MinP Score Tests with an Inequality Constrained Parameter Space

Score tests have the advantage of requiring estimation alone of the model restricted by the null hypothesis, which often is much simpler than models defined under the alternative hypothesis. This is typically so when the alternative hypothesis involves inequality constraints. However, existing score tests address only jointly testing all parameters of interest; a leading example is testing all ARCH parameters or variances of random coefficients being zero or not. In such testing problems rejection of the null hypothesis does not provide evidence on rejection of specific elements of parameter of interest. This paper proposes a class of one-sided score tests for testing a model parameter that is subject to inequality constraints. Proposed tests are constructed based on the minimum of a set of $p$-values. The minimand includes the $p$-values for testing individual elements of parameter of interest using individual scores.

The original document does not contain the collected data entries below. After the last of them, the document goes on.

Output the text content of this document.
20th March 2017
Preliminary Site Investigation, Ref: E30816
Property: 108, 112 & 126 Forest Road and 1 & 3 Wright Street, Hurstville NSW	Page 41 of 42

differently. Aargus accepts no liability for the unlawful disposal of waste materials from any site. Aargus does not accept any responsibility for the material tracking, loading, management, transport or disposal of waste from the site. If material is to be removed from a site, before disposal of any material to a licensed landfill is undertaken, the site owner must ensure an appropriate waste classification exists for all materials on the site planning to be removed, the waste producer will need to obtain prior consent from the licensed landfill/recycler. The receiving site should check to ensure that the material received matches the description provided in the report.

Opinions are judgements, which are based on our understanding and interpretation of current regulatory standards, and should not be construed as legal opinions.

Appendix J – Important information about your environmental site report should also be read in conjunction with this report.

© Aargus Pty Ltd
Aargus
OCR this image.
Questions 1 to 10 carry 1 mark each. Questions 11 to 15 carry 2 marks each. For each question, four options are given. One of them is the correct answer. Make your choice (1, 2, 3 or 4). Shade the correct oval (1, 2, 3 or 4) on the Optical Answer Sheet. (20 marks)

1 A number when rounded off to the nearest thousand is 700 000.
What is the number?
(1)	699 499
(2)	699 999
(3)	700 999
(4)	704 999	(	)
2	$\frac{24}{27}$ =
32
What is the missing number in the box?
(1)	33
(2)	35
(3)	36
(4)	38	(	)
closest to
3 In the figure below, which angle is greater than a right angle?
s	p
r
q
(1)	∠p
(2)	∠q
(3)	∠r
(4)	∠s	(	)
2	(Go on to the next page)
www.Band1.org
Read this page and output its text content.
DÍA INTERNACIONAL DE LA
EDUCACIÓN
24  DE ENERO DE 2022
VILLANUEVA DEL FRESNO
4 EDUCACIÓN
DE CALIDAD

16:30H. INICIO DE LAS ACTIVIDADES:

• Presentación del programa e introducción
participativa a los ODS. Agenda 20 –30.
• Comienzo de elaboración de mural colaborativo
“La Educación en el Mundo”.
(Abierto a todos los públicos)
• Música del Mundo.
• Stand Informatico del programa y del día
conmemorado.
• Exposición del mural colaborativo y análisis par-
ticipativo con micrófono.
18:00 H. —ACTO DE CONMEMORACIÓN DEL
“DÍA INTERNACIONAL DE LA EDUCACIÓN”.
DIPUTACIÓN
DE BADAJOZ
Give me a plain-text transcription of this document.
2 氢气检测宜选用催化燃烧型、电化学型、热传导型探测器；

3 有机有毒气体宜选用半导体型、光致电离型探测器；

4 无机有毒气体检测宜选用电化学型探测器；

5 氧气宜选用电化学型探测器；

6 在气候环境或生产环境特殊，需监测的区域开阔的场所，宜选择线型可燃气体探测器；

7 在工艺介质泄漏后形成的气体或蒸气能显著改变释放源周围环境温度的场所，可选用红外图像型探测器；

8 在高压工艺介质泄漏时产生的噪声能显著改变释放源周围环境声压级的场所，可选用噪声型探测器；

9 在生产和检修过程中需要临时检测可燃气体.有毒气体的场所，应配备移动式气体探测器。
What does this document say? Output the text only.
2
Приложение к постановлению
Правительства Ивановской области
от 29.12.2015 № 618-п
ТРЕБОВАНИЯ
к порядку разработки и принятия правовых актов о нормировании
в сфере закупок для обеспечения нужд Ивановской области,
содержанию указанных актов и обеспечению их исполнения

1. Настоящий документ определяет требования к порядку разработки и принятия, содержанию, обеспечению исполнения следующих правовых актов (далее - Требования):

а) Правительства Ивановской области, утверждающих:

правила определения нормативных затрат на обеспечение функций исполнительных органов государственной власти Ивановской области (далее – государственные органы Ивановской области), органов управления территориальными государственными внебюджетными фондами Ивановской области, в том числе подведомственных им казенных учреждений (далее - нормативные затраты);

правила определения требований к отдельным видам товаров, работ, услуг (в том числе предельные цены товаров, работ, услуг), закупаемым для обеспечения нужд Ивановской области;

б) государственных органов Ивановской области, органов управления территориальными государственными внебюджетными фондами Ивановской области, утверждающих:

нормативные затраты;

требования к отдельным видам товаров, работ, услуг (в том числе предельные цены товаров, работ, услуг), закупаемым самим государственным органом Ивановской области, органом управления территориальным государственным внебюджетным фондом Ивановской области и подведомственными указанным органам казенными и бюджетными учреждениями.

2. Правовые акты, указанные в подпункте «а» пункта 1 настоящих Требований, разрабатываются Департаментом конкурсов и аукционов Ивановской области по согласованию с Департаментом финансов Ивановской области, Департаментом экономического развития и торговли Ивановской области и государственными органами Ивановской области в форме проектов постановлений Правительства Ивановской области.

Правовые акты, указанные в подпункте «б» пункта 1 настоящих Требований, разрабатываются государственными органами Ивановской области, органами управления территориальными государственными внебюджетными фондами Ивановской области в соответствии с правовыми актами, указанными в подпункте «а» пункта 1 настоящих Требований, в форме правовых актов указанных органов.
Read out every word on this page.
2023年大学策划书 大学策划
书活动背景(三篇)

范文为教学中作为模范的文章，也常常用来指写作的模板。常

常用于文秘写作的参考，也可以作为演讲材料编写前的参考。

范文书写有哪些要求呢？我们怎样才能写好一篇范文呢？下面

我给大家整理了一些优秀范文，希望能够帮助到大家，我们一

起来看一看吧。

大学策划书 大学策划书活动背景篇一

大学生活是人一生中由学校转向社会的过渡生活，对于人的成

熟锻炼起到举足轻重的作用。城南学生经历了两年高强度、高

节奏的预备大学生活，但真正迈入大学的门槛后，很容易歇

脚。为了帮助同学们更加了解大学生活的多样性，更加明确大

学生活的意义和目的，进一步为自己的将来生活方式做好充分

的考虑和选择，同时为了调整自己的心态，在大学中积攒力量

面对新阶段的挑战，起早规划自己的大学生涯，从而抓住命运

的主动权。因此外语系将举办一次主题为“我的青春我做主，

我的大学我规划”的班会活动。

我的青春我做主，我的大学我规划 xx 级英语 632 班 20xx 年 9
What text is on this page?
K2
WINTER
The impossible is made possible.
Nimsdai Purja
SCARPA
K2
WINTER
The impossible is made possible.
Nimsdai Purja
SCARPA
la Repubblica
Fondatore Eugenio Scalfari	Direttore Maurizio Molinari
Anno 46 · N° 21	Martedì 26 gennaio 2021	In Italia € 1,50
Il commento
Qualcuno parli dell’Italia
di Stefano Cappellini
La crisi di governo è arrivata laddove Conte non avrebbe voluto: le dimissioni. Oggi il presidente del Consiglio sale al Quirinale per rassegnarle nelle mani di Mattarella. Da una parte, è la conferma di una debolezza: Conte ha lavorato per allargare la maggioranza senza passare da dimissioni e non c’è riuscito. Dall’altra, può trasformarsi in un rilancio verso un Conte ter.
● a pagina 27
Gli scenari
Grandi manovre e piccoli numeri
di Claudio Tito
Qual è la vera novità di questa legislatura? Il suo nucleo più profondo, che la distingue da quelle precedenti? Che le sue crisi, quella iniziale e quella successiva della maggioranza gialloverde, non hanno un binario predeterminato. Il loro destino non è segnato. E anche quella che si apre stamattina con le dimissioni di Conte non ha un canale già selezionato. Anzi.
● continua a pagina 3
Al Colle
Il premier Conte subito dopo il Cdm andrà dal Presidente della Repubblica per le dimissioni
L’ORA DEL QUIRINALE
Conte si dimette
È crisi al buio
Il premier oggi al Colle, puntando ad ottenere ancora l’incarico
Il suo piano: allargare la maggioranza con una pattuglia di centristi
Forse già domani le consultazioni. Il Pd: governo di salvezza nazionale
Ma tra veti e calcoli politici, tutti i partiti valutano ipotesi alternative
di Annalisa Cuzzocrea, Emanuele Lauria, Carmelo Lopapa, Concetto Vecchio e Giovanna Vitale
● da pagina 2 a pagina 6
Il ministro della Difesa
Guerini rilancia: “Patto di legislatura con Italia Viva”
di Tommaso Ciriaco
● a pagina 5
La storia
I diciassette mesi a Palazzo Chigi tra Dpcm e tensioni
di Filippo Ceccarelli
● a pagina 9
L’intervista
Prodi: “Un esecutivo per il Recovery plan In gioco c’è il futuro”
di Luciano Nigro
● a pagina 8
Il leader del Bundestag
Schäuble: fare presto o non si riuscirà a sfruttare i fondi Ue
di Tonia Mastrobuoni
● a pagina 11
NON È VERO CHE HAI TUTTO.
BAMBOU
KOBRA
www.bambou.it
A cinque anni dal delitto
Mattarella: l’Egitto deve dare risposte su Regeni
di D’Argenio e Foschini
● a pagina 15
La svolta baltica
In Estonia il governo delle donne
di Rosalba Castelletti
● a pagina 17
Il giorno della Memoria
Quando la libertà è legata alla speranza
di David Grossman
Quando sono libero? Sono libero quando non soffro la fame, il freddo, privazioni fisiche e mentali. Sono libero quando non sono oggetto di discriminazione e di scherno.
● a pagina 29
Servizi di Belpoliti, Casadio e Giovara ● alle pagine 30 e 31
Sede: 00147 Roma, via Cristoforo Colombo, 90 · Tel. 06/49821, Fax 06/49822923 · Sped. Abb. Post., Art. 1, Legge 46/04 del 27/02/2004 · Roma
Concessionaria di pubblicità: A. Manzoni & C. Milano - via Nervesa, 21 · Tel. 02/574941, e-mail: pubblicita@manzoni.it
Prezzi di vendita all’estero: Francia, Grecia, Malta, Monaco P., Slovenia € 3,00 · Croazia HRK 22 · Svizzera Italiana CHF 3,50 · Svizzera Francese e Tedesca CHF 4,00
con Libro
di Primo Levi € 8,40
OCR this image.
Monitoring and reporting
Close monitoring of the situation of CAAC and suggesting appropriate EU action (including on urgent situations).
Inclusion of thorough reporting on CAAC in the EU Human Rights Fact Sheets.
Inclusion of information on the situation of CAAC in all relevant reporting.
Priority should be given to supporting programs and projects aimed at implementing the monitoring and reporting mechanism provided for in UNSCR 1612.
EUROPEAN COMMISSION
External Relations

It may be extended to include a $p$-value of existing score tests. We show that our tests perform better than/or perform as good as existing score tests in terms of joint testing, and has furthermore the added benefit of allowing for simultaneously testing individual elements of parameter of interest. The added benefit is appealing in the sense that it can identify a model without estimating it. We illustrate our tests in linear regression models, ARCH and random coefficient models. A detailed simulation study is provided to examine the finite sample performance of the proposed tests and we find that our tests perform well as expected.